Before Midnight
**** out of ****
Directed by: Richard
Linklater
Starring: Ethan Hawke
and Julie Delpy
Running time: 108
minutes
Richard Linklater’s Before trilogy has aged as gracefully as
a fine wine: delightful at first sip, more textured when tried in later
stages, and always intoxicating.
Before Sunrise, released in 1995, took place over the course of an evening, chronicling
the first night of a kindling relationship between an American man, Jesse
(Ethan Hawke), and a French woman, Celine (Julie Delpy). After meeting on a
train destined for Paris, the two get off in Vienna, stroll the avenues, talk, play
pinball, talk some more and fall for each other before heading off on their separate
ways the next morning.
Jesse and Celine
reconvened in Before Sunset, released
in 2004, for a shorter, more urgent catch-up session. During a European tour of
Jesse’s book – about, of all things, a chance encounter over one night with an
exotic lady – Celine showed up to the reading in Paris. Although he is married
with a son in America and she has a steady boyfriend, the two remain smitten
with each other.
Nine years later, in
the latest dialogue-rich snapshot of their romance, the optimism that once
existed between Jesse and Celine has diminished. The two are now husband and
wife, living in Paris but vacationing in the Southern Peloponnese with their
twin girls, who were born shortly after the events in Sunset.
In Before Midnight,
the duo only spend two thirds of the screen time alone. In the middle,
there is an extended dinner, a jovial affair with three other couples at
different stages of their romantic trajectory. A young adult pair talks about
maintaining the bliss of their love through Skype – which another at the table
dubs ‘the new romance’ – while the older couples lovingly reminisce about how they met.
Jesse and Celine
remember the fleeting adoration they once had and cannot help but smile when
recounting the journey of their first encounter. However, sitting at the table, they
rarely look at each other, invested more into others' perception of love and
relationships than in fulfilling their own.

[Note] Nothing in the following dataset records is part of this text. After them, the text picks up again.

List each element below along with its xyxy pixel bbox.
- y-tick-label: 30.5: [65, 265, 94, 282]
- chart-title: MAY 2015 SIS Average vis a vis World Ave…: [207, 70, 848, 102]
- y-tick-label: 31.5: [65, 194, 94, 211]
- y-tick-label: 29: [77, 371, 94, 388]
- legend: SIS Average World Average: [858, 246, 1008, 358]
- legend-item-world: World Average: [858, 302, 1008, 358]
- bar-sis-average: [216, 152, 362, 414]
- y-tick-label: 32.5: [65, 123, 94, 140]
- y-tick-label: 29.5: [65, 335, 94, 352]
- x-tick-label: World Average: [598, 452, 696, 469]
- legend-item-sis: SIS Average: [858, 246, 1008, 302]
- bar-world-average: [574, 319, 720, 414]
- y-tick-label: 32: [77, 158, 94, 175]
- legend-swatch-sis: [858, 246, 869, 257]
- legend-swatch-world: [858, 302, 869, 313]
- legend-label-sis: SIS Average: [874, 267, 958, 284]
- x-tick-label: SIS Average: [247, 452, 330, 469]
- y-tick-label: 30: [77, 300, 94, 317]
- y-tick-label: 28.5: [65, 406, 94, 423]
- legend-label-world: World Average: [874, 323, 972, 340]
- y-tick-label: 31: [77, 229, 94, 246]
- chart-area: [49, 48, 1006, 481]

The couple met in Sunrise on a train after Celine moved from
her seat, annoyed by a bickering German couple in her row, to one across from
Jesse. Jesse explained on the train that when couples get older, their
hollering at each other becomes more intolerable because the husband and wife
lose the ability to hear each other.
In this film, that
perpetual excitement the two shared in previous entries is replaced by that
same hostility the German couple had. It’s no coincidence that Before Midnight
takes place in the land where tragedy was invented.
Both actors
contributed to the screenplay with director Richard Linklater, infusing the
characters with clever ways to bridge nine years between the stories while keeping
the dramatic tension palpable and moving forward.
Jesse’s bestseller
about his one night with Celine, entitled This
Time, now has two sequels on the shelf. He tells a cohort of friends that
he is thinking of penning a dark comedy from various perspectives – of a man with a
perpetual sense of déjà vu, of one constantly thinking of death, and one with
an inability to connect to anyone. He doesn’t quite realize how he is also
describing himself.
Meanwhile, Celine
feels undermined by her husband’s success and ability to wring whatever he
wants from his life without letting her have a say. Peeved about his lack of support for her upcoming
job, Celine tests him and wants to admit his mistakes and lack of foresight.
When a hotel clerk asks her to sign a copy of Jesse’s book, Celine inks the
page in disgust, unimpressed that she is best known as a figment of her
husband’s imagination.
Before Midnight catapults into a searing two-person scene in a hotel suite that lasts for nearly 30
minutes, as husband and wife move from aching sexual intimacy to disqualifying
their love for each other in a gripping tug-of-war. Linklater films the scene masterfully,
letting the camera framing personify the distance between the characters as they move together and
apart.
Hawke and Delpy are
also terrific, affecting and stingingly funny. Both characters have weathered
much – well, each other – through nine years and showcase a chemistry through
the crippling verbal blows they throw at each other that any other screen
couple would envy matching.
Through 18 years,
Linklater’s trilogy has been something of a miracle: a truthful, tempestuous
journey through the changing seasons of romantic love, heightened through a marriage of
nuanced, naturalistic performances and insightful dialogue-driven scenes.
Whether or not
Linklater, Hawke and Delpy reconvene in nine years (or 18, 27…), Before Midnight will endure as the
riveting, blistering mid-life crisis chapter within an already exceptional
collection of stories.
Bravo!!! Saw this movie and thoroughly enjoyed it. You have captured it exactly. I have recommended it to many others. I am looking forward to "The Balcony".